Their work shows that when a giant planet is close to its star, it cannot block the inward flow of dust and pebbles. Instead, the gas flowing through the planet's orbit sweeps this material along with it. This process naturally turns the inner disk into a zone of incredibly high metallicity. Consequently, any planet forming in situ in this region will inevitably "breathe" this dust-rich gas, becoming massively enriched in heavy elements.

The conclusion is revolutionary: the extreme metallicity of Hot Jupiters is not an anomaly. It is the natural, expected signature of a planet born and raised in the inner system.

The Unifying Theory: Scale Relativity as the Deeper Cause

Here, the pieces of the puzzle snap together, but not in the way the authors of these papers might have intended. Both studies offer powerful support for in situ formation, but they still treat it as a special case within a chaotic framework. They describe what is happening, but not the deeper why.

The "why" may lie in Scale Relativity (SR), the theory developed by astrophysicist Laurent Nottale. SR postulates that spacetime is fundamentally fractal, leading to a profound consequence: planetary orbits are quantized. Like electrons around an atom, planets are not free to orbit anywhere; they are guided by a probabilistic law into specific, stable orbital paths dictated by the structure of spacetime itself.

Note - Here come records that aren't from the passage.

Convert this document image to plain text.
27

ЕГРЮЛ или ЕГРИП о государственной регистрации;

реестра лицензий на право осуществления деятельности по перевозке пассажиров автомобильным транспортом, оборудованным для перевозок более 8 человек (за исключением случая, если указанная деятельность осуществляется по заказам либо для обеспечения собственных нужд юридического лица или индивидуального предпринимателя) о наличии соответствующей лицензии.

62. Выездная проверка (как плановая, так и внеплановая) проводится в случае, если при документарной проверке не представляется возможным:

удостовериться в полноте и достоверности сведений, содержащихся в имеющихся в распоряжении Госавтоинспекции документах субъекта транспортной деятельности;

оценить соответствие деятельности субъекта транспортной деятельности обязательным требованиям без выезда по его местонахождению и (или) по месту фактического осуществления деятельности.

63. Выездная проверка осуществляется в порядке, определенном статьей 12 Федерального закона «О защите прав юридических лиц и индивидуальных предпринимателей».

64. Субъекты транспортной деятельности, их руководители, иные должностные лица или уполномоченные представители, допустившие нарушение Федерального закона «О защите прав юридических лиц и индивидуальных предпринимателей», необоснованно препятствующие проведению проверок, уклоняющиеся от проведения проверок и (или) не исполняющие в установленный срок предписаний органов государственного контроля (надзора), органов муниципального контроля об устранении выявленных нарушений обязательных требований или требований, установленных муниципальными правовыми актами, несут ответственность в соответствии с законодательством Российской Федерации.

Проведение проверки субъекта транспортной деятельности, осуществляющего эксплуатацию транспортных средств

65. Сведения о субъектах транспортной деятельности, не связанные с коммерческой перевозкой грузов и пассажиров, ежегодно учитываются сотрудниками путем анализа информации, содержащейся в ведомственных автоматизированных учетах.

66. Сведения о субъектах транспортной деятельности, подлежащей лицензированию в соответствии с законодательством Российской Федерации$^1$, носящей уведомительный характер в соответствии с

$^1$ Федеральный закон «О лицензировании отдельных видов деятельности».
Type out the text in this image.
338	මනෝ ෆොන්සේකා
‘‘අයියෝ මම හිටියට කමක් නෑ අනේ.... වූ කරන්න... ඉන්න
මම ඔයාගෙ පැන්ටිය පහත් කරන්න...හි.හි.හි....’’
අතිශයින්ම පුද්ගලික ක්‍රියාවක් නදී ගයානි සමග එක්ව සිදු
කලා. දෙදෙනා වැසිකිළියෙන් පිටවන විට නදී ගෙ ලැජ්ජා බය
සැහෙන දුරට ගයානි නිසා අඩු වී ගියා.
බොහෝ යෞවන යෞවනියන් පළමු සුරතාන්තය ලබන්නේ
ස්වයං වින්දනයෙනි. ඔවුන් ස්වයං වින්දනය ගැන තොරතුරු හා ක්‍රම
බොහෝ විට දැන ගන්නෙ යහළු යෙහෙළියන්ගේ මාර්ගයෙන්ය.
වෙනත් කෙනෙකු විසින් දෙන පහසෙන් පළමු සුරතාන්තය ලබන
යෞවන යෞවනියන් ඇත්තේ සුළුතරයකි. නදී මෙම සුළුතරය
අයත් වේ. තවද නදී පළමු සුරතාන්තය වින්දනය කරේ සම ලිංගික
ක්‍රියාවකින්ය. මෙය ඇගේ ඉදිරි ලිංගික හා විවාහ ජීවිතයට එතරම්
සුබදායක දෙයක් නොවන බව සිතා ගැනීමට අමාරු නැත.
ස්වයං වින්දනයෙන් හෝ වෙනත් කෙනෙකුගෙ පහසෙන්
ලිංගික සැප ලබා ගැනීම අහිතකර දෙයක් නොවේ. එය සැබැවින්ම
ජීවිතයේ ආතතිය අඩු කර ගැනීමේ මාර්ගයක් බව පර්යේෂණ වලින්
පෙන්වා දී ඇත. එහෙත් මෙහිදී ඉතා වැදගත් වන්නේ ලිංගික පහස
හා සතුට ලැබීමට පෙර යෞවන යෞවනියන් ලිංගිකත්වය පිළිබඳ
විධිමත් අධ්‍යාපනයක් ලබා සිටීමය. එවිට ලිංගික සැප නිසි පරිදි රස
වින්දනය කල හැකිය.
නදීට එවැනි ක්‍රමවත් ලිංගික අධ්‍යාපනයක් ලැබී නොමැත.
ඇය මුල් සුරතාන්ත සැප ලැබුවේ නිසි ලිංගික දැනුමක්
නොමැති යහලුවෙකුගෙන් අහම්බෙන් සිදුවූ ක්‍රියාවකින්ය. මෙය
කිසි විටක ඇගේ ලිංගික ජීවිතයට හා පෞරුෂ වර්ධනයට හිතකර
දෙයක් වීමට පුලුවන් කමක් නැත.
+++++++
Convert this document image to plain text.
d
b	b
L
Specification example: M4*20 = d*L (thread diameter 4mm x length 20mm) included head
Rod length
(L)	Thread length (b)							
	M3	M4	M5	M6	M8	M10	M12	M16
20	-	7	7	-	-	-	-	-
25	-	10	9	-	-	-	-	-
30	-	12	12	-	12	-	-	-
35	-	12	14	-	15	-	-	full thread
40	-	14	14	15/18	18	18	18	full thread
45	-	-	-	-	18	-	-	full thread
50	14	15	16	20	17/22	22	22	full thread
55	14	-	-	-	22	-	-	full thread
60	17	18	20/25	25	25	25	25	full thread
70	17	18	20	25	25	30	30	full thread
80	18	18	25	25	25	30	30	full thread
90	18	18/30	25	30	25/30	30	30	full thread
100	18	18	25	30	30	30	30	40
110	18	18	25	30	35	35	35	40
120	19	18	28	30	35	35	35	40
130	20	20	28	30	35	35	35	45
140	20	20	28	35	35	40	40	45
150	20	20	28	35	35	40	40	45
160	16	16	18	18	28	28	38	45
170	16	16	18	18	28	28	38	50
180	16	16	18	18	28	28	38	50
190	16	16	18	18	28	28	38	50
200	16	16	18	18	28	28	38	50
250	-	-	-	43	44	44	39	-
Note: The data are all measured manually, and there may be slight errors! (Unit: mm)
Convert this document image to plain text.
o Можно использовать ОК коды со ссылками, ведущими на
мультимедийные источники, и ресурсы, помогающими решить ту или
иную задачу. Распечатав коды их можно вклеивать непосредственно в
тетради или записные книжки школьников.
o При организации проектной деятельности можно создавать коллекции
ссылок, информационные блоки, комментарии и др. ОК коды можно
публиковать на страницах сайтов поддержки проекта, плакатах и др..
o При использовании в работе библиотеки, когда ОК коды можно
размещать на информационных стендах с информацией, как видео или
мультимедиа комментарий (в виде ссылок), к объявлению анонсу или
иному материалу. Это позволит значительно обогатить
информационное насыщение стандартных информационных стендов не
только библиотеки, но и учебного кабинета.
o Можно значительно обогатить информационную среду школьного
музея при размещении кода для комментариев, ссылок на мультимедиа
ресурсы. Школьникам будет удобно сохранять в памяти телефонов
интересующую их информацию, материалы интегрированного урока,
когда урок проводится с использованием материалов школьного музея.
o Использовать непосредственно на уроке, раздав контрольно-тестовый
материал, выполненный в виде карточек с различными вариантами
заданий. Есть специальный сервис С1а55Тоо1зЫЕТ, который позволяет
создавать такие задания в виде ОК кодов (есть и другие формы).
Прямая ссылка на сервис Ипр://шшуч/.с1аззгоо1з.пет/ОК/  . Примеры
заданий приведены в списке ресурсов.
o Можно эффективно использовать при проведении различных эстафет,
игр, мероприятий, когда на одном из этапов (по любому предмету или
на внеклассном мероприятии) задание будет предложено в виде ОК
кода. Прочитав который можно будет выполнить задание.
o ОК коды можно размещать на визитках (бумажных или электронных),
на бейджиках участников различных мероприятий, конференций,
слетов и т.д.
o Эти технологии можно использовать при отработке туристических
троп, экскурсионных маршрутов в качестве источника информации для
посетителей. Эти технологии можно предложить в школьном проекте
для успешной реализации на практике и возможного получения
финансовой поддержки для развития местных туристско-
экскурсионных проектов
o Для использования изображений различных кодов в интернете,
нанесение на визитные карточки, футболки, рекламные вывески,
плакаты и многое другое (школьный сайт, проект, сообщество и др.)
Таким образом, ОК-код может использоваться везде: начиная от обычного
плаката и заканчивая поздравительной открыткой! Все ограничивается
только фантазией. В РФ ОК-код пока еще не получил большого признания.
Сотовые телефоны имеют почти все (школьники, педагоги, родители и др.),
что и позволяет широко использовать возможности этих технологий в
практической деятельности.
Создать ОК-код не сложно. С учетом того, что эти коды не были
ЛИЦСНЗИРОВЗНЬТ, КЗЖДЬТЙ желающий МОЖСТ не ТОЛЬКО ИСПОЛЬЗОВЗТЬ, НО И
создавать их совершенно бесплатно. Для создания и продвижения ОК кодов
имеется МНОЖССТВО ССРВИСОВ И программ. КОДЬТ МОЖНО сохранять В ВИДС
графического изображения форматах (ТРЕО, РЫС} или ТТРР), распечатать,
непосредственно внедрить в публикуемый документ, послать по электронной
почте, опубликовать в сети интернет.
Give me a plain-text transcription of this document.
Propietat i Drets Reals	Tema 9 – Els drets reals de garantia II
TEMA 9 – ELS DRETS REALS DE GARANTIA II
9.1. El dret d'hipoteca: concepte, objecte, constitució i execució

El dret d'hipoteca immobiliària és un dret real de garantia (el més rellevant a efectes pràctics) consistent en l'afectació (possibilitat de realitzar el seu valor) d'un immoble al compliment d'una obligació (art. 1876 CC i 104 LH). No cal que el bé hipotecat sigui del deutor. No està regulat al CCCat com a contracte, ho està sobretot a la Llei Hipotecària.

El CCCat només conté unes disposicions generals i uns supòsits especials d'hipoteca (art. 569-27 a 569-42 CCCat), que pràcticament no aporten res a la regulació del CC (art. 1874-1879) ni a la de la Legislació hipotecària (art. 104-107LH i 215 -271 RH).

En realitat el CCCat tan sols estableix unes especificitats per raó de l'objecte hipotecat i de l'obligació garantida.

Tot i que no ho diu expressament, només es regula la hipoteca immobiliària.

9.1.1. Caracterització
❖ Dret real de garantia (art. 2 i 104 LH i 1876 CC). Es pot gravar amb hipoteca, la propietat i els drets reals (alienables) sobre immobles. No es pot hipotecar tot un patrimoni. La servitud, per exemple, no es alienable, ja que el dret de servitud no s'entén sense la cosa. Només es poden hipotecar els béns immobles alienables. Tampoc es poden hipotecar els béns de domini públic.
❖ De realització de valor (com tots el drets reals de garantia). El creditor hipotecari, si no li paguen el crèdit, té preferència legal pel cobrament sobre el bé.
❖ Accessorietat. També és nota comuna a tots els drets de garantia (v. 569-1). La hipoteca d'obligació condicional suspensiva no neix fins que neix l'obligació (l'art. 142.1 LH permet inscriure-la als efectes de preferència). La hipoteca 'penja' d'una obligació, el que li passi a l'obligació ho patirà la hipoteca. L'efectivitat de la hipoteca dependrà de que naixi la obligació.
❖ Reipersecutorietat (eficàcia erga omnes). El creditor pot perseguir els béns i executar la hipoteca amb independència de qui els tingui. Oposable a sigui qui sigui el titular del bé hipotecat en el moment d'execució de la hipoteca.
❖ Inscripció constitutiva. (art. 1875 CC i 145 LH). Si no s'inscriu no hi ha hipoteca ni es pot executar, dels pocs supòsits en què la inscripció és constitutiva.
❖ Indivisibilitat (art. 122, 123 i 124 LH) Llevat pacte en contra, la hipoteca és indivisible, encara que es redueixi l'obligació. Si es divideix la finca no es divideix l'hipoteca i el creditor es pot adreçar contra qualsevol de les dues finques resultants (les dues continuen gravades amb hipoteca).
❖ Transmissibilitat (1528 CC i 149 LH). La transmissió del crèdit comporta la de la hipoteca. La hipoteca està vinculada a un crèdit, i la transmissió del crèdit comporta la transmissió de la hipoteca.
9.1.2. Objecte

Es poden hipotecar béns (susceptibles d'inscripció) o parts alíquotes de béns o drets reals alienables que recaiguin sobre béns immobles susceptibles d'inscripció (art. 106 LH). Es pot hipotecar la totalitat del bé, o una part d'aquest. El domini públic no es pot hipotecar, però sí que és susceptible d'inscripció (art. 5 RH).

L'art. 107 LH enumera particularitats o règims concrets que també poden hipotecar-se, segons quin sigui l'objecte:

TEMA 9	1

From this perspective, the findings of these new papers are not just interesting phenomena; they are the physical manifestations of a deeper law:

  1. SR predicts WHERE the stable zones are. The existence of a stable, quantized orbit very close to the star—predicted by SR before Hot Jupiters were ever discovered—is the reason in situ formation is possible. The planets are there because it's a "bright fringe" in the cosmic interference pattern.

  2. SR explains the flow of materials. A probabilistic law has a physical consequence. If certain orbits are zones of high probability, then matter should not remain in the low-probability zones between them. Over time, there should be a natural flow of material away from the unstable "voids" and into the stable, quantized "potential wells." The mechanism described by Morbidelli et al.—the efficient inward funneling of dust—is not just a random gas-dynamic effect. It is the physical process that fulfills the structural mandate of Scale Relativity.

A New Paradigm: From Chaos to Quantized Order

We are at a turning point. We can continue to view the universe as a chaotic billiard table, patching our models with complex stories to account for every new observation.

Or we can embrace a simpler, more powerful vision. A vision where the universe is governed by an underlying order, where planets snap into place according to a fundamental law. In this paradigm:

  • Hot Jupiters are not impossible migrants. They are natives, formed in situ in a location predicted by theory.

  • Their extreme metallicity is not a mystery. It is the natural compositional signature of their birthplace.

  • The flow of materials is not a coincidence. It is the physical mechanism by which the universe builds structure in its zones of highest probability.

The evidence is mounting. The once-radical idea of an ordered, quantized cosmos, as proposed by Scale Relativity, is no longer just a fringe theory. It is becoming the most elegant and predictive framework for understanding the worlds beyond our own.